Суламифь. Фрагменты воспоминаний (Мессерер) - страница 78

Неузнаваем стал и сам Большой. Знакомое всему миру здание театра с колоннадой и квадригой на фронтоне забили фанерными щитами. На них намалевали окна. Мол, не театр это вовсе, а рядовой московский домишко: пытались таким образом обмануть гитлеровских летчиков, для которых Большой был желанной целью. В конце концов одна бомба все же угодила в здание, правда, особого ущерба не нанесла.

Всем артистам театр выдавал тогда по полбуханки хлеба в день и почему-то бутылку вина на неделю. Эликсир веселья, что ли? И трапезы наши становились в определенном смысле библейскими: вкушали хлеб, макая его в вино. Захмелеешь чуток и, глядишь, уже сыт. Можно идти танцевать на пуантах.

Не знаю, страдал ли баланс, но легкость ощущалась необыкновенная. Новая методология в балете, о которой теоретики почему-то до сих пор молчат…

Так мы быстренько добрались до генеральной репетиции.

Все вроде бы в порядке. Я сознательно пошла на риск; чувствую, преодолела трудности времени, хорошо подготовилась к премьере. Жду ее не дождусь.

Но тут кто-то на небесах, видимо, решил: слишком уж безоблачно все у этой Суламифи. Подумаешь, сестру и брата арестовали, другого брата бомбой убило. Что-то маловато бед на ее голову. А давайте-ка испытаем ее театральной интригой.

Короче, перед началом генеральной репетиции меня вызывает к себе в кабинет директор Габович. На лице скорбь и сочувствие.

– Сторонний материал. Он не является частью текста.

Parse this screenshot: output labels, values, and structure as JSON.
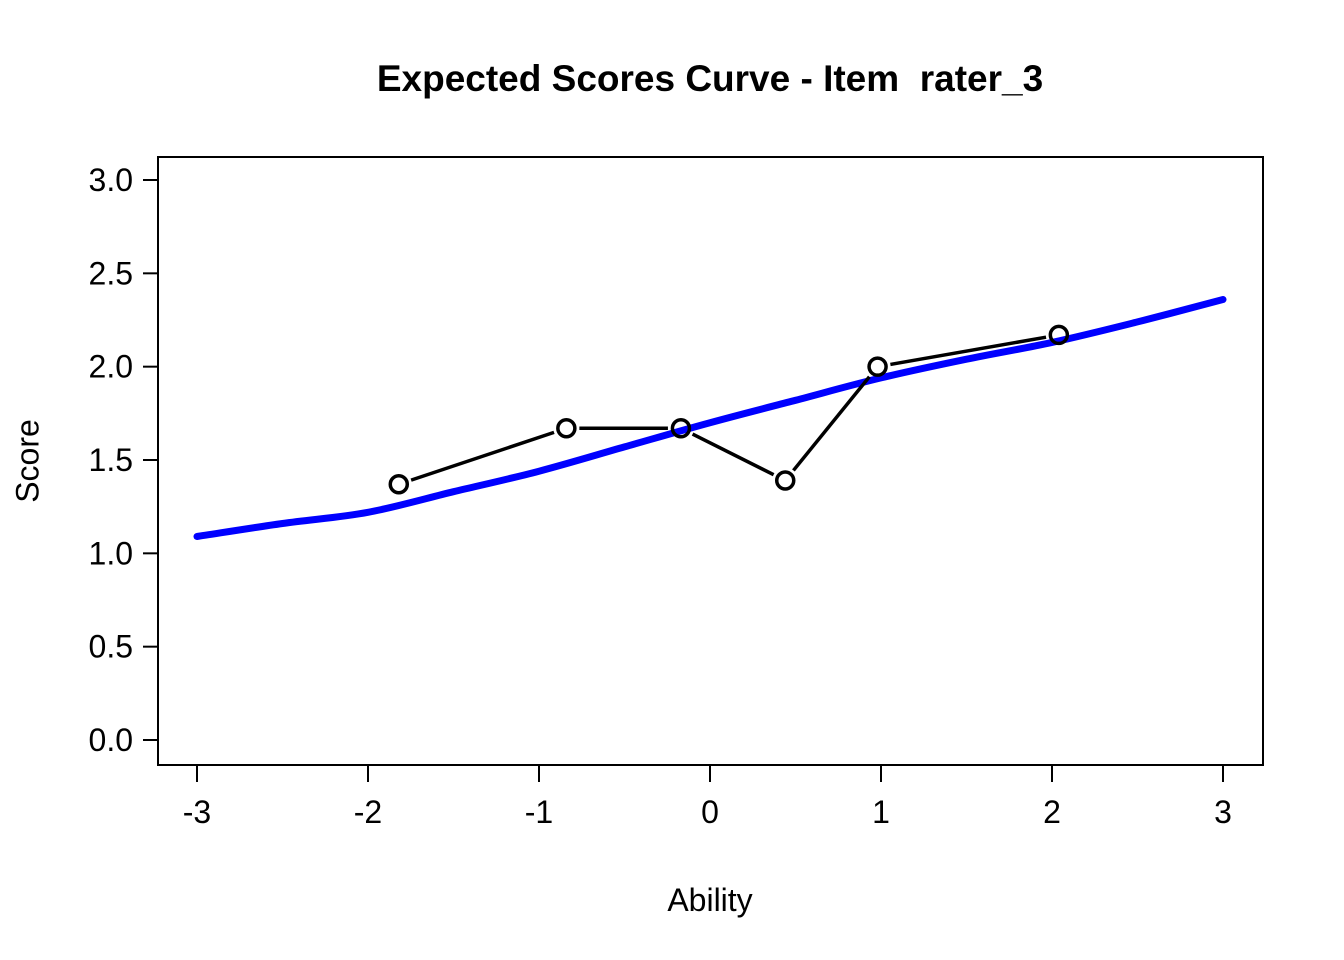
{
  "title": "Expected Scores Curve - Item  rater_3",
  "colors": {
    "model_curve": "#0000FF",
    "observed": "#000000",
    "axis": "#000000",
    "background": "#FFFFFF"
  },
  "chart_data": {
    "type": "line",
    "title": "Expected Scores Curve - Item  rater_3",
    "xlabel": "Ability",
    "ylabel": "Score",
    "xlim": [
      -3.23,
      3.23
    ],
    "ylim": [
      -0.13,
      3.12
    ],
    "x_ticks": [
      -3,
      -2,
      -1,
      0,
      1,
      2,
      3
    ],
    "x_tick_labels": [
      "-3",
      "-2",
      "-1",
      "0",
      "1",
      "2",
      "3"
    ],
    "y_ticks": [
      0.0,
      0.5,
      1.0,
      1.5,
      2.0,
      2.5,
      3.0
    ],
    "y_tick_labels": [
      "0.0",
      "0.5",
      "1.0",
      "1.5",
      "2.0",
      "2.5",
      "3.0"
    ],
    "grid": false,
    "legend": "none",
    "series": [
      {
        "name": "model-expected-score-curve",
        "type": "line",
        "smooth": true,
        "color": "#0000FF",
        "stroke_width": 7,
        "x": [
          -3.0,
          -2.5,
          -2.0,
          -1.5,
          -1.0,
          -0.5,
          0.0,
          0.5,
          1.0,
          1.5,
          2.0,
          2.5,
          3.0
        ],
        "y": [
          1.09,
          1.16,
          1.22,
          1.33,
          1.44,
          1.57,
          1.7,
          1.82,
          1.94,
          2.04,
          2.13,
          2.24,
          2.36
        ]
      },
      {
        "name": "observed-group-scores",
        "type": "line+open-points",
        "smooth": false,
        "color": "#000000",
        "stroke_width": 3.5,
        "point_radius": 8.5,
        "x": [
          -1.82,
          -0.84,
          -0.17,
          0.44,
          0.98,
          2.04
        ],
        "y": [
          1.37,
          1.67,
          1.67,
          1.39,
          2.0,
          2.17
        ]
      }
    ]
  }
}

– Понимаешь, – говорит, – какое дело. Я знаю, глупость страшная, ты так это и воспринимай, не обижайся, но Китри будет танцевать артистка Софья Головкина. Она, правда, эту партию не репетировала, но полна энтузиазма. Есть приказ тебя снять и поставить на премьеру Головкину.

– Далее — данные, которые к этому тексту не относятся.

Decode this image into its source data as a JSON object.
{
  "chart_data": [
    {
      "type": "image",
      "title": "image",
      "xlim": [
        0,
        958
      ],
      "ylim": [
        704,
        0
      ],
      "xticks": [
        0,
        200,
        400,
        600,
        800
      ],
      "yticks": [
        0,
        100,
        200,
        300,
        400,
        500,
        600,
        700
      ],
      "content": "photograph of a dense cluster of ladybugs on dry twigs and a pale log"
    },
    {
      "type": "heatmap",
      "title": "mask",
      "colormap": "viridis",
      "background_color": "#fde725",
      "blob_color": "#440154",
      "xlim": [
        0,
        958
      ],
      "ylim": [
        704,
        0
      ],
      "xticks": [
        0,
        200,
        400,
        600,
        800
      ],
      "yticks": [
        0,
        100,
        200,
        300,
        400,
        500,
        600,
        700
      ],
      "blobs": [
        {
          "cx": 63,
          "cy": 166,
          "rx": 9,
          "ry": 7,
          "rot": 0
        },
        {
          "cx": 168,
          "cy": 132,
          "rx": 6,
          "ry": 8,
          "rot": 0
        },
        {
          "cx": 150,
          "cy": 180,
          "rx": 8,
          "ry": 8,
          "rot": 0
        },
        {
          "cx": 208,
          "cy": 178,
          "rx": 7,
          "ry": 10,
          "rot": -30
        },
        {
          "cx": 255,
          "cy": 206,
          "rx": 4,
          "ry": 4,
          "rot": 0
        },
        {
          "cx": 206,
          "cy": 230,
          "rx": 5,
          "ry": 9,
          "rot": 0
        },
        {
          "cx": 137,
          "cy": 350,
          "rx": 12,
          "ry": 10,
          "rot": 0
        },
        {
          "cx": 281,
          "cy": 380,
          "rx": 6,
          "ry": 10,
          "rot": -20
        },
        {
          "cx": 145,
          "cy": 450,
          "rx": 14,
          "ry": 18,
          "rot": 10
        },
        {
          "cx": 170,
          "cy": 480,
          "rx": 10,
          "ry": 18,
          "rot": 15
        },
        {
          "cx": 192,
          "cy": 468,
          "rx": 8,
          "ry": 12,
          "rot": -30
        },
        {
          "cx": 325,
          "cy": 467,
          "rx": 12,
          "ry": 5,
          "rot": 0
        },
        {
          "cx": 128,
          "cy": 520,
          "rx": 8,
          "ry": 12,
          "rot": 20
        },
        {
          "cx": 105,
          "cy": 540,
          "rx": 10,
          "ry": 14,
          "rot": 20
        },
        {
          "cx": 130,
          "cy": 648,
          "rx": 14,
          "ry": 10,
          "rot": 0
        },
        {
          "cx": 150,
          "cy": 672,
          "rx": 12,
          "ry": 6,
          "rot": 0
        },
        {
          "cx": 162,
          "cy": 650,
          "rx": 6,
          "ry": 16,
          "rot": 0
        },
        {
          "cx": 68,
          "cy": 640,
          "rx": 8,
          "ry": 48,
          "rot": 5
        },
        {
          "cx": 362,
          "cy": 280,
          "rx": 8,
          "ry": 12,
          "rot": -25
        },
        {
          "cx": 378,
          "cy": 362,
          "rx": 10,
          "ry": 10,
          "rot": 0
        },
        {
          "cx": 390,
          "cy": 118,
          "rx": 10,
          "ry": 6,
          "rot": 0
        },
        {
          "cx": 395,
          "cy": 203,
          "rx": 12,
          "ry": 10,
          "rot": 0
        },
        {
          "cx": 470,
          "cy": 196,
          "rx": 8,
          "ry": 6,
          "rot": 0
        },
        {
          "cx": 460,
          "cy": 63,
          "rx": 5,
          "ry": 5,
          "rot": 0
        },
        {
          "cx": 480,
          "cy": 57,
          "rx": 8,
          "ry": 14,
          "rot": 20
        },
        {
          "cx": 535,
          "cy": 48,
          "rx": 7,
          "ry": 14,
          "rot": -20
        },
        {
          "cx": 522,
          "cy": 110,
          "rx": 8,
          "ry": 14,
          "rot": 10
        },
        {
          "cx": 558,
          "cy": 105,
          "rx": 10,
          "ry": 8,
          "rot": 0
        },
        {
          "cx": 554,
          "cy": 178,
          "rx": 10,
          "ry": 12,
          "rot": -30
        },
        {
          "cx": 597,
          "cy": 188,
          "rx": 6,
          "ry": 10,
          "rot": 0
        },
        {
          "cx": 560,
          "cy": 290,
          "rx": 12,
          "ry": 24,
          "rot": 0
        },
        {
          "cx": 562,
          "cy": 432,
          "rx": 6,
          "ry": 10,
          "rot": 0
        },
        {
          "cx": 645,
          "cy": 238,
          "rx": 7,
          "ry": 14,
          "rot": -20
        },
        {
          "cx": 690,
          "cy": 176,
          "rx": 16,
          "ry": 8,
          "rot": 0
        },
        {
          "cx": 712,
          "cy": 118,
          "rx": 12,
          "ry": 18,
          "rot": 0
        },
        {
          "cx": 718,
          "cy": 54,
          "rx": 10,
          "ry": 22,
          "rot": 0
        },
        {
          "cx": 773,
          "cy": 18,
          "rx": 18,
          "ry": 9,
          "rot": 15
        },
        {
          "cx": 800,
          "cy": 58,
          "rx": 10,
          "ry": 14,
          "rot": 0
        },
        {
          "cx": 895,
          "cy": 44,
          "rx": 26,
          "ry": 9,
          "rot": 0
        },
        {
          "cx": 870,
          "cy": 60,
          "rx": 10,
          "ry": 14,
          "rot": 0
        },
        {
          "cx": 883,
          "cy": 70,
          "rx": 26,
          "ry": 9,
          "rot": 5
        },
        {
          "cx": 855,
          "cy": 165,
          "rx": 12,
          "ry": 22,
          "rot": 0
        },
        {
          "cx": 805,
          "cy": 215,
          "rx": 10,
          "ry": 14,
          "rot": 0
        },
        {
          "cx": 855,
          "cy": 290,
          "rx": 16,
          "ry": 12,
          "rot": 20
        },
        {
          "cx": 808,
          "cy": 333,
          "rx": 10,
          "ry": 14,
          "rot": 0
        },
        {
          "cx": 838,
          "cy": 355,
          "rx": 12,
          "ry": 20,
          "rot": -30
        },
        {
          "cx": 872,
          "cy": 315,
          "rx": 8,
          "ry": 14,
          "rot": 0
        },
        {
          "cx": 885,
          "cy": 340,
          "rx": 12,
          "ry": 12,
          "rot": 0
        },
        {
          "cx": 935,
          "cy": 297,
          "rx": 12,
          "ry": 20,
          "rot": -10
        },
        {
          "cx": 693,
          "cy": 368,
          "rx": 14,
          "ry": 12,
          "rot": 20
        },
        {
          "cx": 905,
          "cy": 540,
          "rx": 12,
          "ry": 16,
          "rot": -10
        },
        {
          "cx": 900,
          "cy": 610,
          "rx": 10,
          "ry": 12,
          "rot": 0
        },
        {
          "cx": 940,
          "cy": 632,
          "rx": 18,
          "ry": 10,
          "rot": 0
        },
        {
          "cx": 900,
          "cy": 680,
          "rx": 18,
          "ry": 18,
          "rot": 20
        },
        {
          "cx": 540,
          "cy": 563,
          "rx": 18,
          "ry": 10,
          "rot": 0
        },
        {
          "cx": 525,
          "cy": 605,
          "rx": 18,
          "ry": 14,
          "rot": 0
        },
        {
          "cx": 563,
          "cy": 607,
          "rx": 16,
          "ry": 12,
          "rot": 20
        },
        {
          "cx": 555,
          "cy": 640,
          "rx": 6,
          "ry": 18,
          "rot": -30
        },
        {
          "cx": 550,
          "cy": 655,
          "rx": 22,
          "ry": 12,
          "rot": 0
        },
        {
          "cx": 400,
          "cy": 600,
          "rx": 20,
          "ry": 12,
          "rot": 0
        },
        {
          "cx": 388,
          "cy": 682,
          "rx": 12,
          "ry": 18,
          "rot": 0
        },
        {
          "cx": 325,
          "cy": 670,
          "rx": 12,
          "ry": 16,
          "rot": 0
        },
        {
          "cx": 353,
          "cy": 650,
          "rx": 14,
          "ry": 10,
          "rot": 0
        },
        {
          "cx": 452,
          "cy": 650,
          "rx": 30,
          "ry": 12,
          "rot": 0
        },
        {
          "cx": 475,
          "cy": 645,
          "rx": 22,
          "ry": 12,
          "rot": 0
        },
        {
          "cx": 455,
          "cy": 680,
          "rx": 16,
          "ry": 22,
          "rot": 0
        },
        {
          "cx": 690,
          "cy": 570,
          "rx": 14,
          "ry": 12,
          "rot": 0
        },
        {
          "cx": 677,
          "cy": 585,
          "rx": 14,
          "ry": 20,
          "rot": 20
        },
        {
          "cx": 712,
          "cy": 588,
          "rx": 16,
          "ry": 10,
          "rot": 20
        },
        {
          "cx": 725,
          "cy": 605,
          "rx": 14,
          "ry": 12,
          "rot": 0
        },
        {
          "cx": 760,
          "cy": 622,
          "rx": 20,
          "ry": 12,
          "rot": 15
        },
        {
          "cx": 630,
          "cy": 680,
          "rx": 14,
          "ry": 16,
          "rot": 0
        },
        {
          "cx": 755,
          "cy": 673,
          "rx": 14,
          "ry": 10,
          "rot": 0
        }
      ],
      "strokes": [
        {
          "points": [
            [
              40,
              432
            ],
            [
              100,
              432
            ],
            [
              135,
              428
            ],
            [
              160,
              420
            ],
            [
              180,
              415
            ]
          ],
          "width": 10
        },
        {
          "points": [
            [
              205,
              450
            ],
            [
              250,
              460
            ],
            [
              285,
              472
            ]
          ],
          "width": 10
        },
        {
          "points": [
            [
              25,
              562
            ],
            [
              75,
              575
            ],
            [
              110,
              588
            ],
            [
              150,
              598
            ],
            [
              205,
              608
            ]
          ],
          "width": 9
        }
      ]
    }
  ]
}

– Чей приказ? – сорвался у меня голос до шепота.

Габович поднял покорный взор вверх. Имелся в виду не Господь. Как и сегодня, балетные интриги и интрижки порой затевались на государственном уровне. Я – в слезы.

Директор тактично вышел из кабинета, оставив меня переживать беду в одиночестве. Сижу, плачу.

Но вы, наверно, уже заметили: есть у меня одно свойство – я норовлю пробивать лбом китайские стены, когда они вдруг передо мной возникают.

Возможно, этому меня научил балетный труд, где настойчивость должна быть с сумасшедшинкой. Да и борьба на водной дорожке – во что бы то ни стало приду первой! – пожалуй, закалила.

Вижу у Габовича на столе список телефонов кремлевской «вертушки». Культурой тогда ведала в ЦК Розалия Самойловна Землячка, одна из последних старых большевиков, вернее, большевичек, уцелевших после террора 30-х годов в правительстве. Типичная идеалистка, именно такими нам описывали «настоящих коммунистов». Нахожу в списке ее номер, звоню напрямую: отлучают, говорю, от партии. Не коммунистической, правда, а партии Китри. Но тем не менее несправедливо.